Gazeta Do Rio Pardo

Maria cortou o cabelo

O barulho da chave interrompeu o parágrafo, a porta de casa abriu, ergui a cabeça do livro e – catapimba – dei com Maria criança. Passado o susto bom (que não são só os ruins que acontecem nesta vida), entendi: Maria havia cortado o cabelo. Curto como quando era pequena. Levou um tempo até que eu entendesse.

O engano durou o quanto leva para uma boca se escancarar. O tempo de contar histórias para Maria dormir. De dar uns tapinhas nas costas para fazê-la arrotar depois da mamada. Agarrei-a bem no colo e saltei as ondas do mar, as risadas mais altas que as ondas quebrando. Pude vê-la pequenina e atrevida se arriscando a andar. Ia dos braços de Beatriz para os meus, confiante. Passou fácil pelo tapete em que um dia, correndo, iria tropeçar e abrir a testa no armário. Quando chegou a mim, dei esse mesmo abraço no corpo que virou de mulher e hoje é maior do que o meu.

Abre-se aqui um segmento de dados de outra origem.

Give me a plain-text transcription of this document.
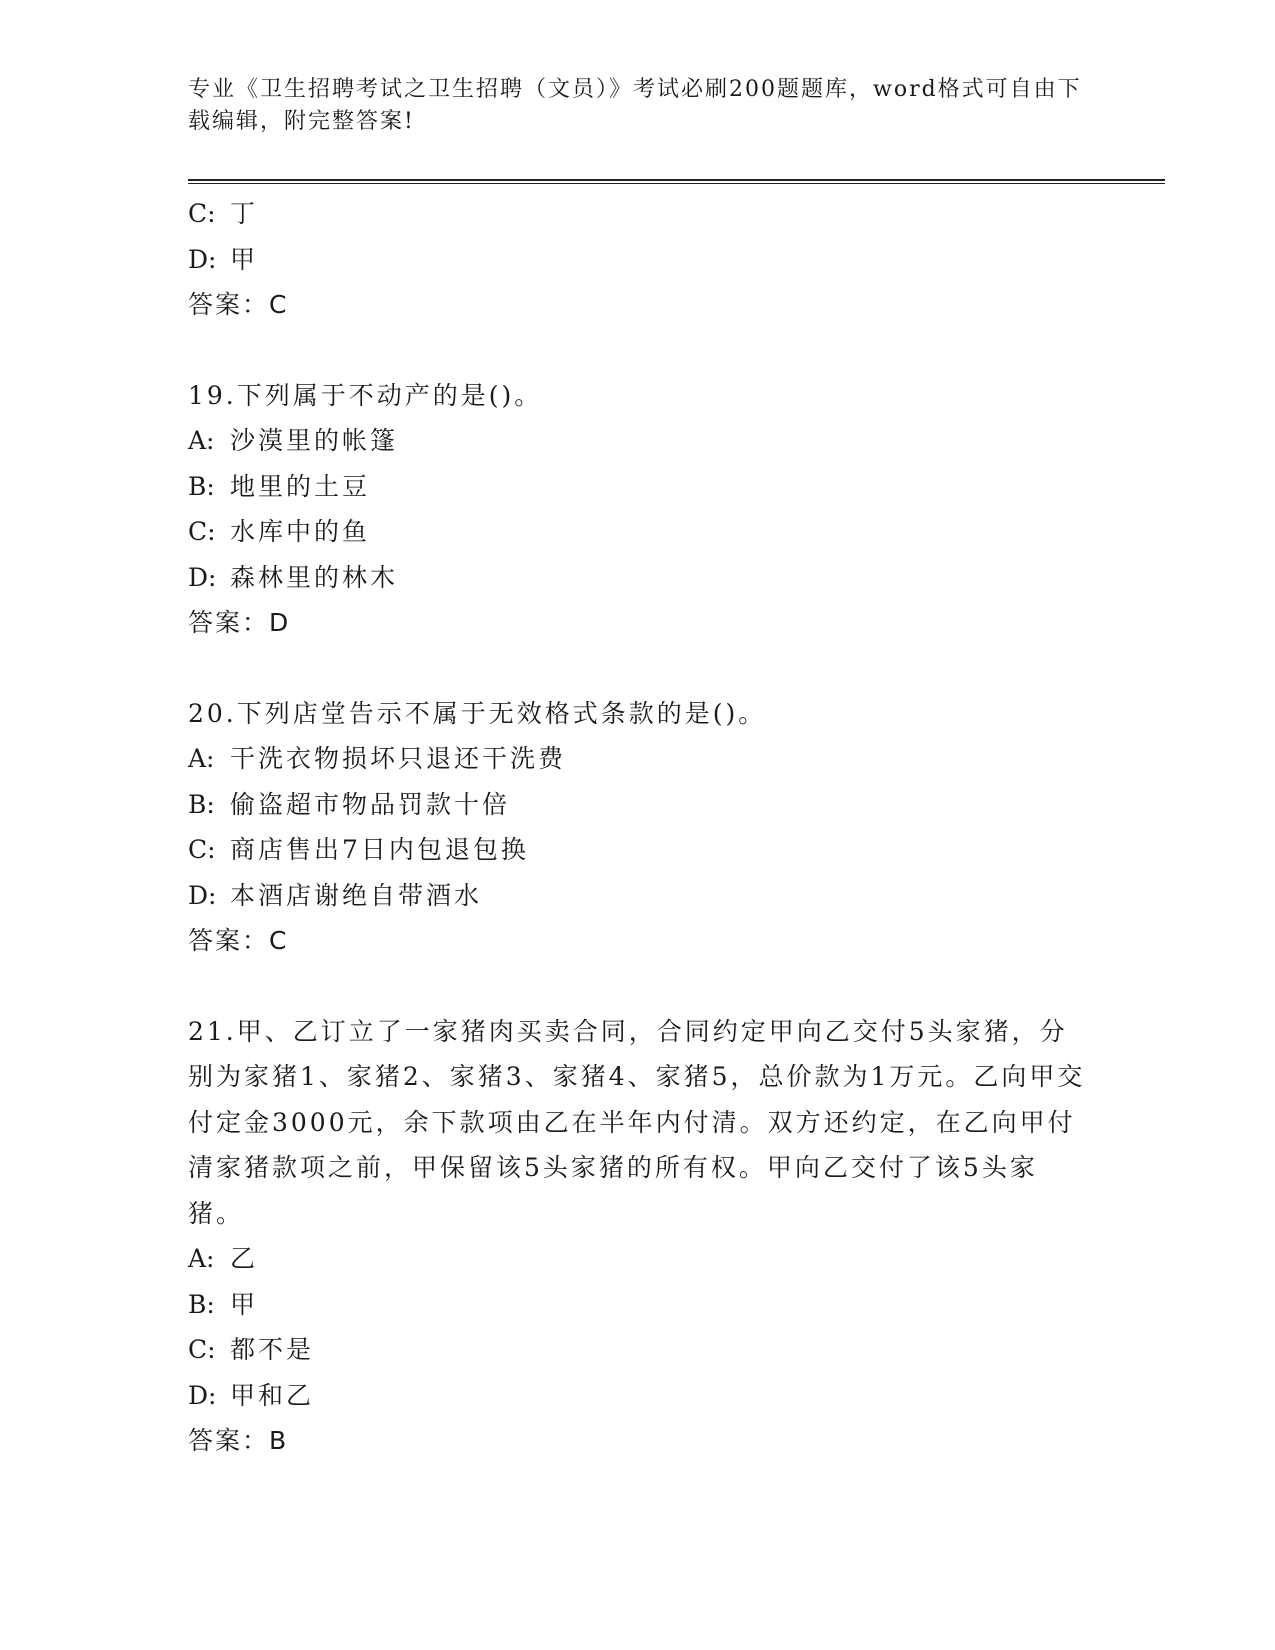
专业《卫生招聘考试之卫生招聘（文员）》考试必刷200题题库，word格式可自由下载编辑，附完整答案!
C: 丁
D: 甲
答案：C
19.下列属于不动产的是()。
A: 沙漠里的帐篷
B: 地里的土豆
C: 水库中的鱼
D: 森林里的林木
答案：D
20.下列店堂告示不属于无效格式条款的是()。
A: 干洗衣物损坏只退还干洗费
B: 偷盗超市物品罚款十倍
C: 商店售出7日内包退包换
D: 本酒店谢绝自带酒水
答案：C
21.甲、乙订立了一家猪肉买卖合同，合同约定甲向乙交付5头家猪，分别为家猪1、家猪2、家猪3、家猪4、家猪5，总价款为1万元。乙向甲交付定金3000元，余下款项由乙在半年内付清。双方还约定，在乙向甲付清家猪款项之前，甲保留该5头家猪的所有权。甲向乙交付了该5头家猪。
A: 乙
B: 甲
C: 都不是
D: 甲和乙
答案：B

Esse cabelo curto, que ela escovava cheia de poses, como se fosse a Pequena Sereia. Parava o que fazia e ia correndo em frente à TV, dançar com a Branca de Neve. E esse sorriso, que tão poucas vezes saiu do seu rosto (obrigado, vida, fiz o possível para que nunca saísse). Lá está a menina, parada junto à porta, esperando o veredito e se divertindo com meu ar apatetado. Ficou lindo, digo ou tento dizer. Ela descrê, demorei na resposta. Seu pai é vagaroso, minha filha. Ou ele insiste em tentar que as coisas lindas durem um tantinho mais.  

De diferente, não há a franja. Mas lá estão os mesmos olhos curiosos, que continuam a procurar no ar uma maravilha qualquer. Olhos que se levantam como os pés do chão na sua dança sem fim. E há as sobrancelhas, joelhos, testa, tudo que nela compõe lindeza.

Deus, eu faço qualquer coisa, dou minha estante de livros para o primeiro na rua, nunca mais ouço Mozart, viro abstêmio inveterado ou dou um fim nos meus tênis sujos de tão gastos, mas providencie amores bons para ela. Que sejam gentis e verdadeiros. E que a façam sofrer apenas o necessário para que se torne uma mulher ainda mais forte.

Maria corre para o quarto, para se ver no espelho. Atrás dela, na porta, surge Beatriz. Trocamos um olhar emocionado e constatamos que nossa menina voltou e não voltou, nunca foi, mas está de saída. E nos abraçamos forte, pois de um abraço nosso começou a nascer Maria. Tudo isso se passou em cinco segundos, talvez menos. Sustos, como sonhos, duram menos do que parecem. Mas por um instante voltei a ser o bobo encantado, que nunca me esforcei para deixar de ser. O livro fica para outro dia, empaquei no parágrafo que a vida escreveu e dele não pretendo sair tão cedo. Ou nunca mais.